We’ve gone even further at this year’s climate summit, exposing how a leading figure in the COP29 team encouraged and helped to broker potential oil and gas deals for a prospective (but fake) COP sponsor.  

You might be forgiven for thinking Global Witness has a COP problem. Every year our colleagues continue to travel to the talks, engage with those attending and wait with bated breath on the outcomes.  

Yet how can we still have such faith in a process that we have accused of being influenced by an industry that is overwhelmingly responsible for the climate crisis?  

COP’s untapped potential 

It’s precisely because we believe in COP that we want it to be better.  

In terms of multilateral efforts to tackle the climate crisis, it really is the only horse in town.  

Every year, millions of people around the world look to COP, hoping that it might deliver what’s needed to get the world on the path away from climate breakdown.  

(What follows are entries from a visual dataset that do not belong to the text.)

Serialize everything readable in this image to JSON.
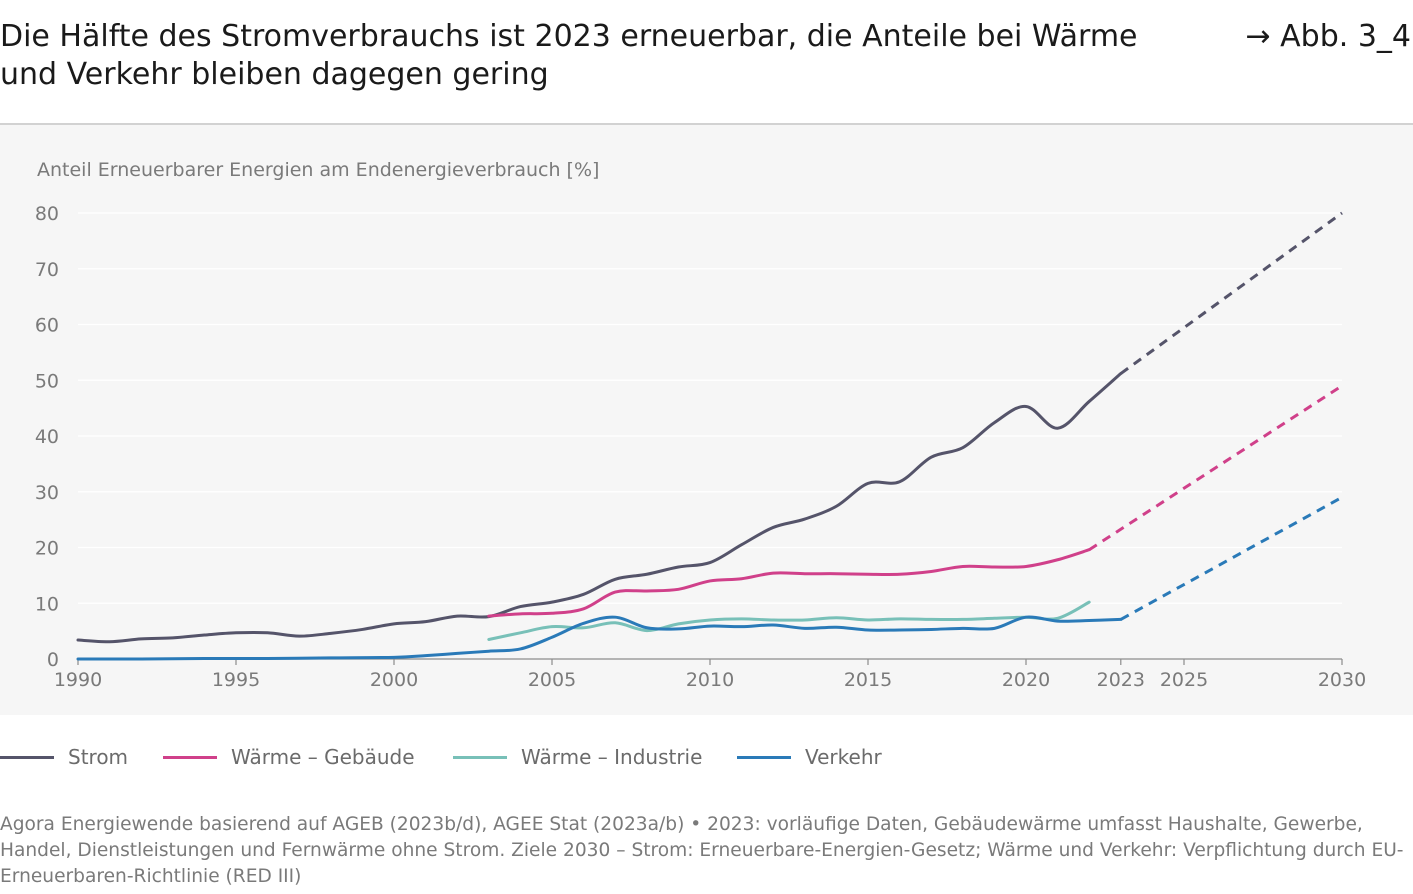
{
  "header": {
    "title": "Die Hälfte des Stromverbrauchs ist 2023 erneuerbar, die Anteile bei Wärme und Verkehr bleiben dagegen gering",
    "figure_ref": "→ Abb. 3_4"
  },
  "chart_data": {
    "type": "line",
    "title": "Die Hälfte des Stromverbrauchs ist 2023 erneuerbar, die Anteile bei Wärme und Verkehr bleiben dagegen gering",
    "ylabel": "Anteil Erneuerbarer Energien am Endenergieverbrauch [%]",
    "xlabel": "",
    "xlim": [
      1990,
      2030
    ],
    "ylim": [
      0,
      80
    ],
    "x_ticks": [
      1990,
      1995,
      2000,
      2005,
      2010,
      2015,
      2020,
      2023,
      2025,
      2030
    ],
    "y_ticks": [
      0,
      10,
      20,
      30,
      40,
      50,
      60,
      70,
      80
    ],
    "grid": "horizontal",
    "legend_position": "bottom",
    "series": [
      {
        "name": "Strom",
        "color": "#55546a",
        "x": [
          1990,
          1991,
          1992,
          1993,
          1994,
          1995,
          1996,
          1997,
          1998,
          1999,
          2000,
          2001,
          2002,
          2003,
          2004,
          2005,
          2006,
          2007,
          2008,
          2009,
          2010,
          2011,
          2012,
          2013,
          2014,
          2015,
          2016,
          2017,
          2018,
          2019,
          2020,
          2021,
          2022,
          2023
        ],
        "values": [
          3.4,
          3.1,
          3.6,
          3.8,
          4.3,
          4.7,
          4.7,
          4.1,
          4.6,
          5.3,
          6.3,
          6.7,
          7.7,
          7.6,
          9.4,
          10.2,
          11.6,
          14.3,
          15.2,
          16.5,
          17.3,
          20.5,
          23.6,
          25.1,
          27.4,
          31.5,
          31.8,
          36.2,
          37.9,
          42.4,
          45.3,
          41.4,
          46.2,
          51.2
        ],
        "target_2030": 80
      },
      {
        "name": "Wärme – Gebäude",
        "color": "#d0408a",
        "x": [
          2003,
          2004,
          2005,
          2006,
          2007,
          2008,
          2009,
          2010,
          2011,
          2012,
          2013,
          2014,
          2015,
          2016,
          2017,
          2018,
          2019,
          2020,
          2021,
          2022
        ],
        "values": [
          7.7,
          8.1,
          8.2,
          9.0,
          12.0,
          12.2,
          12.5,
          14.0,
          14.4,
          15.4,
          15.3,
          15.3,
          15.2,
          15.2,
          15.7,
          16.6,
          16.5,
          16.6,
          17.8,
          19.6
        ],
        "target_2030": 49
      },
      {
        "name": "Wärme – Industrie",
        "color": "#78c0b8",
        "x": [
          2003,
          2004,
          2005,
          2006,
          2007,
          2008,
          2009,
          2010,
          2011,
          2012,
          2013,
          2014,
          2015,
          2016,
          2017,
          2018,
          2019,
          2020,
          2021,
          2022
        ],
        "values": [
          3.5,
          4.7,
          5.8,
          5.6,
          6.5,
          5.1,
          6.3,
          7.0,
          7.2,
          7.0,
          7.0,
          7.4,
          7.0,
          7.2,
          7.1,
          7.1,
          7.3,
          7.5,
          7.3,
          10.2
        ]
      },
      {
        "name": "Verkehr",
        "color": "#2a7ab8",
        "x": [
          1990,
          1992,
          1994,
          1996,
          1998,
          2000,
          2001,
          2002,
          2003,
          2004,
          2005,
          2006,
          2007,
          2008,
          2009,
          2010,
          2011,
          2012,
          2013,
          2014,
          2015,
          2016,
          2017,
          2018,
          2019,
          2020,
          2021,
          2022,
          2023
        ],
        "values": [
          0.0,
          0.0,
          0.1,
          0.1,
          0.2,
          0.3,
          0.6,
          1.0,
          1.4,
          1.8,
          3.9,
          6.4,
          7.5,
          5.6,
          5.4,
          5.9,
          5.8,
          6.1,
          5.5,
          5.7,
          5.2,
          5.2,
          5.3,
          5.5,
          5.5,
          7.5,
          6.8,
          6.9,
          7.1
        ],
        "target_2030": 29
      }
    ]
  },
  "source": "Agora Energiewende basierend auf AGEB (2023b/d), AGEE Stat (2023a/b) • 2023: vorläufige Daten, Gebäudewärme umfasst Haushalte, Gewerbe, Handel, Dienstleistungen und Fernwärme ohne Strom. Ziele 2030 – Strom: Erneuerbare-Energien-Gesetz; Wärme und Verkehr: Verpflichtung durch EU-Erneuerbaren-Richtlinie (RED III)"
}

And it has pedigree. The seminal agreement at COP21 in Paris, which limits global temperature rises to 1.5 °C above pre-industrial levels, is still the gold standard.  

Regularly cited by organisations like ours as an example of what the world should be aiming for, this was a result that could only come from a multinational forum like COP.  

While implementation has since been a challenge, the ambition that world leaders displayed is a COP success story.  

We know how much COP can achieve. But we also know that the climate conference has been notoriously weak on fossil fuels, in large part due to the influence this industry has wielded for decades.  

In the early days, these companies’ sway has been more obvious, as they worked to dispute the unequivocal relationship between fossil fuels and climate crisis.  

Now the tactics have shifted from outright climate denial to sponsorship of events like COP and pitching to be “part of the solution.”  

Fossil fuel phase-out protest at COP28.jpg
"The science is clear," reads protest placards at COP28 – fossil fuel lobbyists cannot continue to shore up their industry at the climate summit. Global Witness

Fossil fuels have co-opted COP 

So prevalent is this influence that it has somehow been deemed appropriate to host the current and previous COPs in blatant petrostates, where the line between politics and polluters is not so much blurred as it is non-existent.  

Hence the bizarre situation in which a leading figure in COP29 can be a Minister of Energy for a petrostate and opening doors for our undercover investigator to engage with Azerbaijan’s state oil and gas company about fossil fuel deals.  

This isn’t even to mention that last year’s COP president was also head of the Abu Dhabi National Oil Company, a company that sought $100 billion worth of fossil fuel deals in the year that Sultan Al Jaber was fulfilling his COP duties.  

We do not believe that serious climate solutions can be created while the very room in which these decisions are made is filled to the brim with those who stand to lose out most from climate action.  

Namely, the very small minority of executives – and those doing their bidding – whose only goal is to preserve their profits.  

They who want to maintain the status quo that is driving us to the brink of irreparable climate disaster and already impacting so many around the world.  

Time to reclaim COP from fossil fuels’ grip 

Not only should the self-interest of the fossil fuel industry bar it from conversations about climate solutions, but its record too.  

Fossil fuel companies have reneged on commitments and spun a story claiming that they can play a role in a climate-positive future, all the while ramping up production with a flagrant disregard for the urgency of the climate crisis.  

Inviting someone who has proven time and time again that they cannot be trusted completely undermines COP’s diplomatic efforts.  

The world urgently needs to get off fossil fuels – the science on this is unequivocal. Yet fossil fuel companies want to carry on extracting and burning.  

These two goals are completely incompatible, so it should be a no-brainer that a conference about climate change cannot be overrun with fossil fuel companies.  

Sometimes the most obvious and simple statements are true.  

And this is the message that we are once again delivering to COP and the UNFCCC – the UN process that COP sits within.  

Be bold, be inspiring and be prepared to shut out the voices that want to keep humanity in peril. Be something that we can all believe in and get behind without cynicism.  

We’ve all had to tell a friend or loved one that a person influencing their thinking doesn’t have their best interests at heart and might just be toxic.  

This is where we are at now with COP – ditch your toxic friends and let’s get serious about climate action, before it’s too late.